Monday, January 01, 2018

I, TONYA


I, TONYA is a gripping, deeply moving, and beautifully put together account of the infamous Olympic figure skater Tonya Harding and the events that led to her ex-husband hiring a goon to knife Tonya's rival Nancy Kerrigan. Those of us of a certain age will remember the circus and the ensuing drama of Tonya's Lillehammer performance.  It was a massive trashy story told with no nuance - a true tabloid scandal.  It pitted a nasty, white-trash, jealous cheat against an all-American princess - the kind of elegant, pretty figure that figure skating touts as the perfection of womanhood. This long overdue retelling focuses firmly on Tonya and tries to give some shade and context and sympathy to her story.  Along the way we get some laughs, but I found this to be less of a dark comedy than a pathetic tragedy.  Those laughs mostly come from Bobby Canavale's cynical journalist, commenting on events with the benefit of time, and providing much of the sporting world context. The tragedy comes from the central character and strong performance of Margot Robbie as Tonya. 

As the movie opens, we see a four year old Tonya with a genuine passion and talent for skating pushed to excel by her emotionally and physically abusive  alcoholic white trash mother LaVona. LaVona justifies her behaviour by telling herself she's toughening her daughter up, and pouring every hard earned cent into skating.  She's played with a Cruella DeVille nastiness by Allison Janney and is the most terrifying and brilliantly performed screen mother since Livia Soprano. No amount of superbly hilariously ugly 1980s hairstyling can obscure the sheer malevolent selfishness of her character. Unsurprisingly, the victimised Tonya takes the first path of escape she can find, but jumps out of the frying pan into the fire with her feckless, physically abusive husband Jeff Gillooly (Sebastian Stan).  What's so scary about this character is how quickly Stan can take this fairly innocuous man from calm incompetence to violence and back.  The film doesn't shy away from showing the abuse, and it's truly horrible to watch.


And so we have a Tonya who is suffering from an horrific home life, and drinks and smokes to escape it - who isn't at her physical peak - but remains a great skater. But like her mother, although she'd never agree with that, she's happier blaming others for her misfortune.  So when she gets bad scores it's not because she's ill prepared but because the judges hate her. Of course she's right in thinking that, but as the film shows, it's easier for her to think that's the whole rather than partial story. Tonya, drinking, smoking, with her tacky hair and costumes, is just not the image that American Ice Skating wants to portray. Kerrigan is just safer, more banal, and more easily digestible. 

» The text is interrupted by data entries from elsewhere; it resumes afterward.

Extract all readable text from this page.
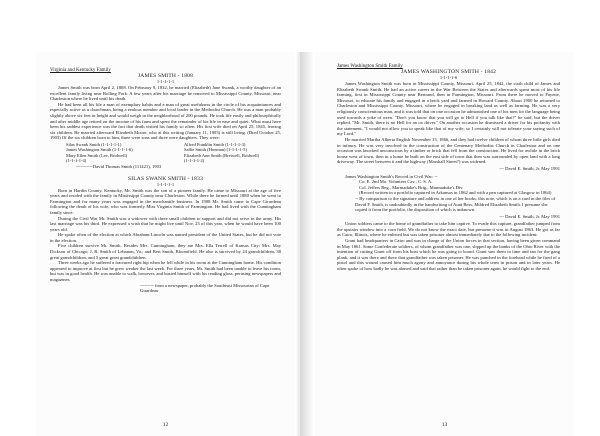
Virginia and Kentucky Family

JAMES SMITH - 1808

1-1-1-1-1

James Smith was born April 2, 1808. On February 9, 1832, he married (Elizabeth) Jane Swank, a worthy daughter of an excellent family living near Rolling Fork. A few years after his marriage he removed to Mississippi County, Missouri, near Charleston where he lived until his death.

He had been all his life a man of exemplary habits and a man of great usefulness in the circle of his acquaintances and especially active as a churchman, being a zealous member and local leader in the Methodist Church. He was a man probably slightly above six feet in height and would weigh in the neighborhood of 200 pounds. He took life easily and philosophically and after middle age retired on the income of his farm and spent the remainder of his life in ease and quiet. What must have been his saddest experience was the fact that death visited his family so often. His first wife died on April 25, 1845, leaving six children. He married afterward Elizabeth Moore, who at this writing (January 11, 1903) is still living. (Died October 25, 1903) Of the six children born to him, three were sons and three were daughters. They were:

Silas Swank Smith (1-1-1-1-1)	Alfred Franklin Smith (1-1-1-1-3)
James Washington Smith (1-1-1-1-6)	Sallie Smith (Hoeman) (1-1-1-1-5)
Mary Ellen Smith (Lee, Bridwell)	Elizabeth Ann Smith (Bretwell, Bridwell)
(1-1-1-1-4)	(1-1-1-1-2)

-----------David Thomas Smith (111421), 1903

SILAS SWANK SMITH - 1833

1-1-1-1-1

Born in Hardin County, Kentucky, Mr. Smith was the son of a pioneer family. He came to Missouri at the age of five years and resided with the family in Mississippi County near Charleston. While there he farmed until 1880 when he went to Farmington and for many years was engaged in the merchantile business. In 1908 Mr. Smith came to Cape Girardeau following the death of his wife, who was formerly Miss Virginia Smith of Farmington. He had lived with the Cunningham family since.

During the Civil War Mr. Smith was a widower with three small children to support and did not serve in the army. His last marriage was his third. He expressed a wish that he might live until Nov. 23 of this year, when he would have been 100 years old.

He spoke often of the election at which Abraham Lincoln was named president of the United States, but he did not vote in the election.

Five children survive Mr. Smith. Besides Mrs. Cunningham, they are Mrs. Ella Terrell of Kansas City; Mrs. May Dickson of Chicago; J. R. Smith of Lebanon, Va.; and Bert Smith, Bloomfield. He also is survived by 24 grandchildren, 38 great grandchildren, and 5 great great grandchildren.

Three weeks ago he suffered a fractured right hip when he fell while in his room at the Cunningham home. His condition appeared to improve at first but he grew weaker the last week. For three years, Mr. Smith had been unable to leave his room, but was in good health. He was unable to walk, however, and busied himself with his reading glass, perusing newspapers and magazines.

--------- from a newspaper, probably the Southeast Missourian of Cape Girardeau

12

James Washington Smith Family

JAMES WASHINGTON SMITH - 1842

1-1-1-1-6

James Washington Smith was born in Mississippi County, Missouri, April 25, 1842, the sixth child of James and Elizabeth Swank Smith. He had an active career in the War Between the States and afterwards spent most of his life farming, first in Mississippi County near Bertrand, then in Farmington, Missouri. From there he moved to Fayette, Missouri, to educate his family and engaged in a brick yard and farmed in Howard County. About 1900 he returned to Charleston and Mississippi County, Missouri, where he engaged in breaking land as well as farming. He was a very religiously conscientious man, and it was told that on one occasion he admonished one of his men for the language being used towards a yoke of oxen. "Don't you know that you will go to Hell if you talk like that?" he said, but the driver replied, "Mr. Smith, there is no Hell for an ox driver." On another occasion he dismissed a driver for his profanity with the statement, "I would not allow you to speak like that of my wife, so I certainly will not tolerate your saying such of my Lord."

He married Martha Alberta English November 15, 1866, and they had twelve children of whom three little girls died in infancy. He was very involved in the construction of the Centenary Methodist Church in Charleston and on one occasion was knocked unconscious by a timber or brick that fell from the construction. He lived for awhile in the brick house west of town, then in a home he built on the east side of town that then was surrounded by open land with a long driveway. The street between it and the highway (Marshall Street?) was widened.

--- David E. Smith, Jr. May 1991

James Washington Smith's Record in Civil War: --

Co. E. 2nd Mo. Volunteer Cav., C. S. A.

Col. Jeffers Reg., Marmaduke's Brig., Marmaduke's Div.

(Record written in a portfolio captured in Arkansas in 1862 and with a pen captured at Glasgow in 1864)

-- By comparison to the signature and address in one of her books, this note, which is on a card in the files of David F. Smith, is undoubtedly in the handwriting of Aunt Bess, Mildred Elizabeth Smith. I presume she copied it from the portfolio, the disposition of which is unknown.

--- David E. Smith, Jr. May 1991

Union soldiers came to the home of grandfather to take him captive. To evade this capture, grandfather jumped from the upstairs window into a corn field. We do not know the exact date, but presume it was in August 1863. He got as far as Cairo, Illinois, where he enlisted but was taken prisoner almost immediately due to the following incident:

Grant had headquarters in Cairo and was in charge of the Union forces in that section, having been given command in May 1861. Some Confederate soldiers, of whom grandfather was one, slipped up the banks of the Ohio River with the intention of cutting Grant off from his boat which he was going to board. Grant saw them in time and ran for the gang plank, and it was there and there that grandfather was taken prisoner. He was punched in the forehead while he fired of a pistol and this wound caused him much agony and annoyance during his whole term in prison and in later years. He often spoke of how badly he was abused and said that rather than be taken prisoner again, he would fight to the end.

13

The tragedy of the story is that maybe, just maybe, Tonya could've turned it around. She did leave her husband, and did train for Lillehammer. She was the first and only American skater to successfully land the triple axle. We'll just never know. Because as shown here, her husband decided to freak out Kerrigan by asking his friend Shawn (Paul Walter Hauser) to hire some goons to send blackmail letters, just as Tonya had received. Shawn turns out to be the real delusional and morally vacant centre of the plot - he takes it upon himself to switch from blackmail letters to stabbing Kerrigan in the leg. Indeed, as the film depicts it, Gillooly was basically guilty of conspiring after the fact rather than before. And Tonya's role is treated very ambiguously - she knew about the letter plot, but not the stabbing, and basically just wanted to skate. What I got from the film is that this was a girl who was just not going to succeed - she was abused her whole life, and caught up in a plot she didn't care about.  What you can hold against her is her unwillingness to take responsibility for her actions - not just with "the incident" - but in general. 

The film benefits from strong performances throughout - with Robbie and Janney exceptional. The attention to detail on the wigs and costumes and room settings is amazing.  And the way in which Robbie is CGI'ed into performing the most complex skating moves is superb.  But most of all I loved the way that director Craig Gillespie (LARS AND THE REAL GIRL) kept the skating scenes, and indeed all of the scenes, really kinetic and energised.  Indeed, with his hand-held camera-work up close and in the characters' faces, the film had a brutal intimacy to match the subject matter. I also loved the choice of making this a film about memory and self-awareness as much as anything else. By using characters as talking heads commenting on their own past actions; and by having characters break the fourth wall; we learn how far they are or aren't contrite or moved. The result is a very powerful and insightful take on a tabloid story - one with far more depth than I had expected. 

I, TONYA has a running time of 119 minutes and is rated R in the USA and 15 in the UK for very strong language and scenes of domestic violence.  The film played Toronto 2017 and opened last year in the USA and Canada. It opens on Jan 18th in Hong Kong; on Jan 25th in Greece, Estonia and Lithuania; on Feb 1st in Denmark, Hungary, Russia, Singapore and Norway; on Feb 9th in Mexico; on Feb 14th in Sweden, Argentina and Brazil; on Feb 23rd in Belgium, France, the Netherlands, Spain and the UK; on March 1st in Germany and on March 15th in Australia.